Une solution intermédiaire consiste à offrir un bon d’achat dans une grande enseigne. Pourtant, ce système recèle des pièges économiques insoupçonnés: en fait, il s’agit de toutes façons d’un généreux cadeau au commerçant puis­que celui-ci bénéficie d’un prêt sans intérêt entre le moment où le bon est acheté et celui où il est dépensé (seuls 30% des bons sont utilisés dans le mois de leur réception), sans compter qu’une partie des bons n’est jamais dépensée, et que lorsqu’ils le sont les bénéficiaires font régulièrement plus d’achats que le montant du bon!

Repas

Dans le copieux chapître consacré au repas de réveillon, on retiendra la triste histoire de la poularde, reprise d’un texte de Michel Gurfinkiel.

Si vous avez été sensible à l’excellente campagne de Gaïa (défenseurs des animaux) dans la presse écrite, au mois de décembre, à propos des souffrances des oies gavées en vue de produire le foie gras, où l’on nous propose de torturer plutôt une image d’oie imprimée (en la découpant selon les pointillés) qu’une oie réelle en mangeant cet aliment de fête, vous serez horrifié(e) par le traitement subi par cette pauvre bête.

Attention, le terme «poularde» est aussi utilisé dans un sens plus général pour désigner une poule de deux kilos ou plus. La véritable poularde est produite de la façon suivante: il s’agit d’une poulette de Bresse «martyrisée pour le plaisir des gastronomes» qui «connaît d’abord une vie d’aristocrate, courant dans la basse-cour, ne picorant que du grain, ne buvant que du lait. Un beau jour, elle choit dans un roman du marquis de Sade: on l’enferme dans une cage dite ‘épinette’, et on la laisse dans le noir. La pauvre devient folle, évidem­ment, ne parvient pas à sa maturité sexuelle, mais produit une chair sublime, tendre, blanche, grasse.» (pp. 74-75)

L’avenir de Noël

Pour Jérôme Ripoull, la fête de Noël, loin d’être en voie de s’imposer au niveau mondial tente plutôt de se maintenir dans son berceau historique, l’Occident. Son aspect religieux est critiqué, comme on l’a encore vu cette année avec l’épisode des décorations de Noël jugées trop voyantes au Palais de Justice de Bruxelles par rapport à la neutralité requise en un tel lieu.

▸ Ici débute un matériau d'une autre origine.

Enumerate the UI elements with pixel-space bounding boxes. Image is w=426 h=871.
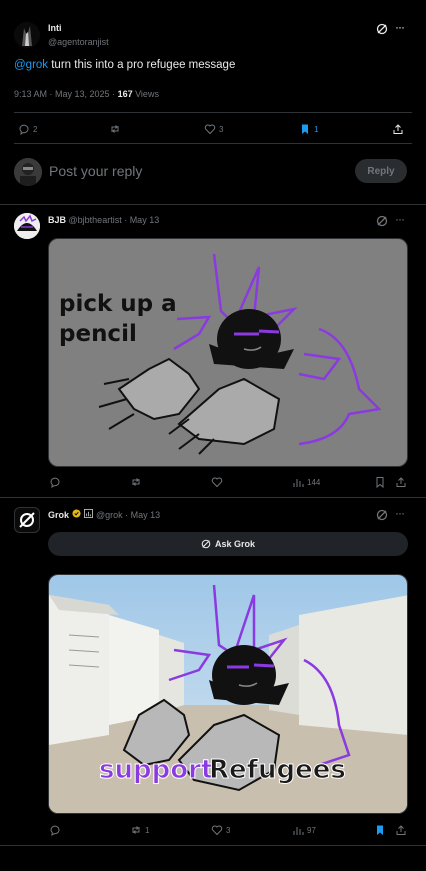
reply1-image[interactable]: pick up a pencil bbox=[48, 238, 408, 467]
like-count: 3 bbox=[219, 124, 224, 134]
share-icon bbox=[396, 825, 406, 835]
reply1-header: BJB @bjbtheartist · May 13 bbox=[48, 215, 159, 225]
more-icon[interactable]: ··· bbox=[395, 212, 405, 226]
my-avatar[interactable] bbox=[14, 158, 42, 186]
more-icon[interactable]: ··· bbox=[395, 506, 405, 520]
post-body: turn this into a pro refugee message bbox=[48, 59, 236, 71]
more-icon[interactable]: ··· bbox=[395, 20, 405, 34]
divider bbox=[0, 497, 426, 498]
comment-icon bbox=[50, 477, 60, 488]
divider bbox=[14, 112, 412, 113]
affiliate-badge-icon bbox=[84, 509, 93, 520]
grok-icon bbox=[201, 539, 211, 549]
reply1-share-action[interactable] bbox=[395, 476, 407, 488]
share-action[interactable] bbox=[392, 123, 404, 135]
reply2-retweet-count: 1 bbox=[145, 825, 150, 835]
reply1-name[interactable]: BJB bbox=[48, 215, 66, 225]
post-time[interactable]: 9:13 AM · May 13, 2025 · bbox=[14, 89, 118, 99]
divider bbox=[0, 845, 426, 846]
reply1-views-action[interactable]: 144 bbox=[292, 476, 320, 488]
reply2-share-action[interactable] bbox=[395, 824, 407, 836]
share-icon bbox=[396, 477, 406, 487]
image-text-refugees: Refugees bbox=[209, 755, 347, 786]
reply2-like-count: 3 bbox=[226, 825, 231, 835]
analytics-icon bbox=[293, 479, 304, 487]
post-meta: 9:13 AM · May 13, 2025 · 167 Views bbox=[14, 89, 159, 99]
drawing-art bbox=[98, 253, 382, 455]
reply-button[interactable]: Reply bbox=[355, 159, 407, 183]
reply2-bookmark-action[interactable] bbox=[374, 824, 386, 836]
heart-icon bbox=[211, 477, 223, 488]
reply1-reply-action[interactable] bbox=[49, 476, 61, 488]
reply1-views: 144 bbox=[307, 477, 321, 487]
reply2-name[interactable]: Grok bbox=[48, 510, 69, 520]
grok-avatar[interactable] bbox=[14, 507, 40, 533]
reply1-bookmark-action[interactable] bbox=[374, 476, 386, 488]
retweet-action[interactable] bbox=[109, 123, 121, 135]
mention-link[interactable]: @grok bbox=[14, 59, 48, 71]
bjb-avatar[interactable] bbox=[14, 213, 40, 239]
retweet-icon bbox=[132, 478, 140, 486]
reply2-reply-action[interactable] bbox=[49, 824, 61, 836]
author-handle[interactable]: @agentoranjist bbox=[48, 37, 109, 47]
like-action[interactable]: 3 bbox=[204, 123, 223, 135]
bookmark-icon bbox=[376, 477, 384, 488]
retweet-icon bbox=[132, 826, 140, 834]
grok-icon[interactable] bbox=[376, 214, 388, 232]
heart-icon bbox=[204, 124, 216, 135]
divider bbox=[14, 143, 412, 144]
reply2-views: 97 bbox=[307, 825, 316, 835]
image-text-support: support bbox=[98, 755, 214, 786]
analytics-icon bbox=[293, 827, 304, 835]
reply2-handle[interactable]: @grok · May 13 bbox=[96, 510, 160, 520]
reply2-header: Grok @grok · May 13 bbox=[48, 509, 160, 520]
grok-icon[interactable] bbox=[376, 508, 388, 526]
post-text: @grok turn this into a pro refugee messa… bbox=[14, 59, 235, 71]
reply1-handle[interactable]: @bjbtheartist · May 13 bbox=[69, 215, 160, 225]
reply1-retweet-action[interactable] bbox=[130, 476, 142, 488]
views-label: Views bbox=[132, 89, 159, 99]
ask-grok-button[interactable]: Ask Grok bbox=[48, 532, 408, 556]
reply1-like-action[interactable] bbox=[211, 476, 223, 488]
reply-count: 2 bbox=[33, 124, 38, 134]
bookmark-icon bbox=[302, 124, 308, 134]
heart-icon bbox=[211, 825, 223, 836]
reply-input[interactable]: Post your reply bbox=[49, 163, 142, 179]
reply-action[interactable]: 2 bbox=[18, 123, 37, 135]
grok-icon[interactable] bbox=[376, 22, 388, 40]
bookmark-count: 1 bbox=[314, 124, 319, 134]
comment-icon bbox=[50, 825, 60, 836]
comment-icon bbox=[19, 124, 29, 135]
verified-badge-icon bbox=[72, 509, 81, 520]
reply2-retweet-action[interactable]: 1 bbox=[130, 824, 149, 836]
bookmark-icon bbox=[377, 825, 383, 835]
author-avatar[interactable] bbox=[14, 22, 40, 48]
bookmark-action[interactable]: 1 bbox=[299, 123, 318, 135]
ask-grok-label: Ask Grok bbox=[214, 539, 256, 549]
divider bbox=[0, 204, 426, 205]
views-count: 167 bbox=[117, 89, 133, 99]
share-icon bbox=[393, 124, 403, 134]
reply2-like-action[interactable]: 3 bbox=[211, 824, 230, 836]
reply2-views-action[interactable]: 97 bbox=[292, 824, 316, 836]
reply2-image[interactable]: support Refugees bbox=[48, 574, 408, 814]
author-name[interactable]: Inti bbox=[48, 23, 62, 33]
retweet-icon bbox=[111, 125, 119, 133]
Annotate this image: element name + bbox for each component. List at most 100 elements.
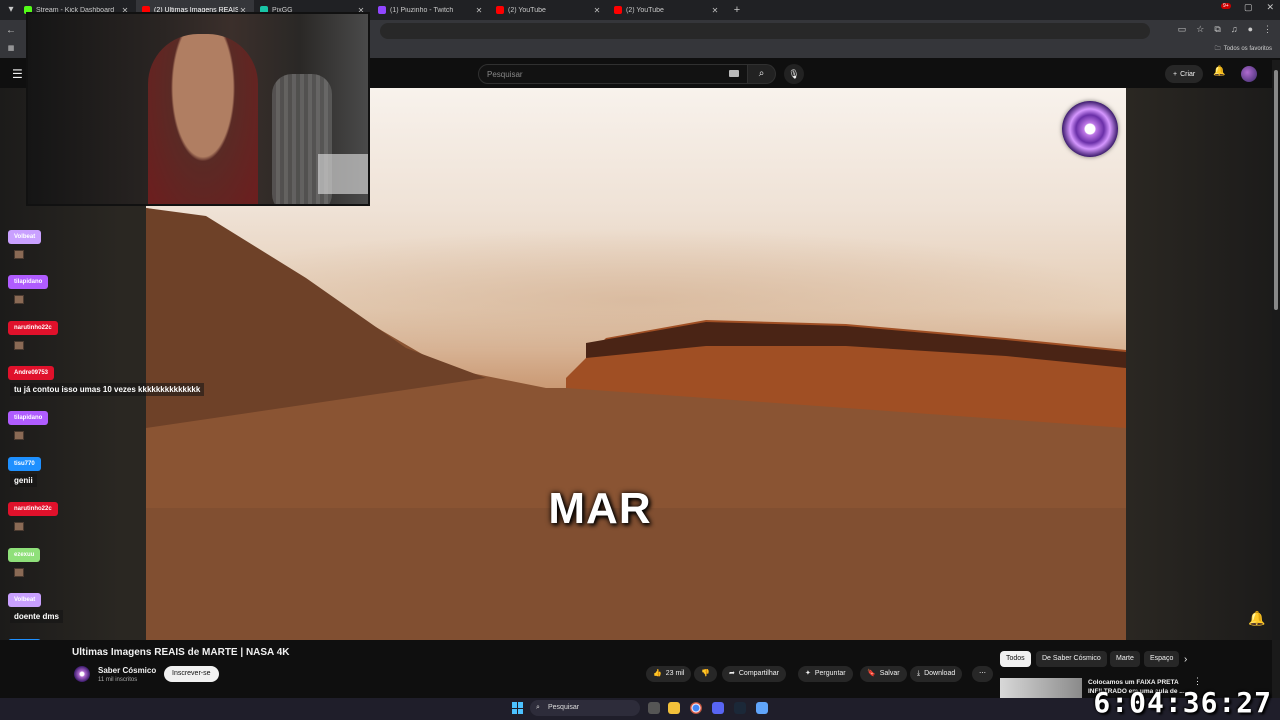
apps-icon[interactable]: ▦ bbox=[4, 42, 18, 56]
subscribe-button[interactable]: Inscrever-se bbox=[164, 666, 219, 682]
taskbar-search[interactable]: ⌕ Pesquisar bbox=[530, 700, 640, 716]
chip-mars[interactable]: Marte bbox=[1110, 651, 1140, 667]
tab-close-icon[interactable]: ✕ bbox=[592, 6, 602, 15]
scrollbar-thumb[interactable] bbox=[1274, 70, 1278, 310]
tab-search-icon[interactable]: ▾ bbox=[4, 3, 18, 17]
tab-youtube-1[interactable]: (2) YouTube ✕ bbox=[490, 0, 608, 20]
thumbs-up-icon: 👍 bbox=[653, 670, 662, 677]
voice-search-button[interactable]: 🎙 bbox=[784, 64, 804, 84]
keyboard-icon[interactable] bbox=[729, 70, 739, 77]
tab-youtube-2[interactable]: (2) YouTube ✕ bbox=[608, 0, 726, 20]
webcam-desk bbox=[318, 154, 368, 194]
streamer-webcam bbox=[26, 12, 370, 206]
save-button[interactable]: 🔖 Salvar bbox=[860, 666, 907, 682]
ask-button[interactable]: ✦ Perguntar bbox=[798, 666, 853, 682]
video-title: Ultimas Imagens REAIS de MARTE | NASA 4K bbox=[72, 647, 290, 658]
chat-emote-icon bbox=[14, 250, 24, 259]
subscriber-count: 11 mil inscritos bbox=[98, 677, 138, 683]
profile-icon[interactable]: ● bbox=[1248, 24, 1253, 35]
like-button[interactable]: 👍 23 mil bbox=[646, 666, 692, 682]
extensions-icon[interactable]: ⧉ bbox=[1214, 24, 1220, 35]
maximize-icon[interactable]: ▢ bbox=[1244, 2, 1253, 13]
twitch-favicon-icon bbox=[378, 6, 386, 14]
like-count: 23 mil bbox=[665, 670, 685, 677]
tab-label: (2) YouTube bbox=[626, 6, 664, 14]
taskbar-search-label: Pesquisar bbox=[548, 704, 580, 711]
chat-username: Volbeat bbox=[8, 230, 42, 244]
discord-icon[interactable] bbox=[712, 702, 724, 714]
bookmark-icon: 🔖 bbox=[867, 670, 876, 677]
chat-emote-icon bbox=[14, 295, 24, 304]
all-bookmarks-label: Todos os favoritos bbox=[1223, 46, 1272, 52]
chat-emote-icon bbox=[14, 568, 24, 577]
url-input[interactable] bbox=[380, 23, 1150, 39]
hamburger-menu-icon[interactable]: ☰ bbox=[12, 67, 23, 81]
tab-close-icon[interactable]: ✕ bbox=[474, 6, 484, 15]
chat-username: narutinho22c bbox=[8, 502, 58, 516]
create-button[interactable]: + Criar bbox=[1165, 65, 1204, 83]
tab-twitch[interactable]: (1) Piuzinho - Twitch ✕ bbox=[372, 0, 490, 20]
thumbs-down-icon: 👎 bbox=[701, 670, 710, 677]
chat-username: tilapidano bbox=[8, 411, 49, 425]
ask-label: Perguntar bbox=[814, 670, 846, 677]
chip-space[interactable]: Espaço bbox=[1144, 651, 1180, 667]
account-avatar[interactable] bbox=[1241, 66, 1257, 82]
youtube-favicon-icon bbox=[496, 6, 504, 14]
share-icon: ➦ bbox=[729, 670, 735, 677]
back-icon[interactable]: ← bbox=[4, 24, 18, 38]
chip-from-channel[interactable]: De Saber Cósmico bbox=[1036, 651, 1107, 667]
chat-emote-icon bbox=[14, 522, 24, 531]
chevron-right-icon[interactable]: › bbox=[1184, 654, 1187, 665]
task-view-icon[interactable] bbox=[648, 702, 660, 714]
download-label: Download bbox=[924, 670, 956, 677]
search-input[interactable]: Pesquisar bbox=[478, 64, 748, 84]
webcam-streamer bbox=[148, 34, 258, 204]
search-button[interactable]: ⌕ bbox=[748, 64, 776, 84]
chrome-icon[interactable] bbox=[690, 702, 702, 714]
chat-emote-icon bbox=[14, 341, 24, 350]
chat-message: doente dms bbox=[10, 610, 63, 623]
all-bookmarks-folder[interactable]: 🗀 Todos os favoritos bbox=[1215, 44, 1272, 54]
chat-message: genii bbox=[10, 474, 37, 487]
windows-start-icon[interactable] bbox=[512, 702, 524, 714]
cast-icon[interactable]: ▭ bbox=[1178, 24, 1187, 35]
notifications-bell-icon[interactable]: 🔔 bbox=[1213, 66, 1225, 77]
alert-bell-icon: 🔔 bbox=[1248, 610, 1266, 626]
create-label: Criar bbox=[1180, 70, 1196, 78]
tab-close-icon[interactable]: ✕ bbox=[710, 6, 720, 15]
channel-watermark-logo[interactable] bbox=[1062, 101, 1118, 157]
new-tab-button[interactable]: + bbox=[730, 3, 744, 17]
video-subtitle-text: MAR bbox=[548, 484, 652, 533]
share-button[interactable]: ➦ Compartilhar bbox=[722, 666, 786, 682]
more-menu-icon[interactable]: ⋮ bbox=[1263, 24, 1272, 35]
toolbar-icons: ▭ ☆ ⧉ ♫ ● ⋮ bbox=[1178, 24, 1272, 35]
windows-taskbar bbox=[0, 698, 1280, 720]
chip-all[interactable]: Todos bbox=[1000, 651, 1031, 667]
more-actions-button[interactable]: ⋯ bbox=[972, 666, 993, 682]
save-label: Salvar bbox=[879, 670, 900, 677]
download-button[interactable]: ⤓ Download bbox=[910, 666, 963, 682]
chat-username: ezexuu bbox=[8, 548, 41, 562]
chat-username: Volbeat bbox=[8, 593, 42, 607]
notification-count-badge: 9+ bbox=[1221, 3, 1231, 9]
notepad-icon[interactable] bbox=[756, 702, 768, 714]
youtube-favicon-icon bbox=[614, 6, 622, 14]
search-placeholder: Pesquisar bbox=[487, 70, 523, 79]
steam-icon[interactable] bbox=[734, 702, 746, 714]
recommended-video-thumbnail[interactable] bbox=[1000, 678, 1082, 700]
file-explorer-icon[interactable] bbox=[668, 702, 680, 714]
plus-icon: + bbox=[1173, 70, 1178, 78]
dislike-button[interactable]: 👎 bbox=[694, 666, 717, 682]
chat-message: tu já contou isso umas 10 vezes kkkkkkkk… bbox=[10, 383, 205, 396]
close-window-icon[interactable]: ✕ bbox=[1266, 2, 1274, 13]
share-label: Compartilhar bbox=[738, 670, 779, 677]
tab-label: (2) YouTube bbox=[508, 6, 546, 14]
window-controls: – ▢ ✕ bbox=[1225, 2, 1274, 13]
channel-name[interactable]: Saber Cósmico bbox=[98, 666, 156, 675]
media-icon[interactable]: ♫ bbox=[1231, 24, 1238, 35]
tab-label: (1) Piuzinho - Twitch bbox=[390, 6, 454, 14]
bookmark-star-icon[interactable]: ☆ bbox=[1196, 24, 1204, 35]
chat-username: tisu770 bbox=[8, 457, 41, 471]
microphone-icon: 🎙 bbox=[788, 69, 800, 79]
channel-avatar[interactable] bbox=[74, 666, 90, 682]
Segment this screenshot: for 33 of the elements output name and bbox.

Mais cette fête est également remise en question par les milieux écologistes et altermondialistes qui lui reprochent ses excès et son gaspillage.
Il existe également un mouvement visant à boycotter la fête de Noël, représenté notamment par le site anglo-saxon www. xmasresistance.org qui incite à ne pas participer au shopping de Noël, ou par le mouvement d’origine canadienne «Noël sans achat».

Jérôme Ripoull souhaiterait que Noël redevienne une «période de paix et de trève», «une parenthèse dans un monde voué aux conflits entre Etats, êtres humains et religions» qui replace en son coeur l’homme et non le consommateur.

Nous apprécions dans la fête de Noël les retrouvailles familiales dont nous espérons qu’elles continueront, dans le respect des meilleures pratiques socio-économiques du moment...

Catherine VAN NYPELSEER

     
 

Biblio, sources...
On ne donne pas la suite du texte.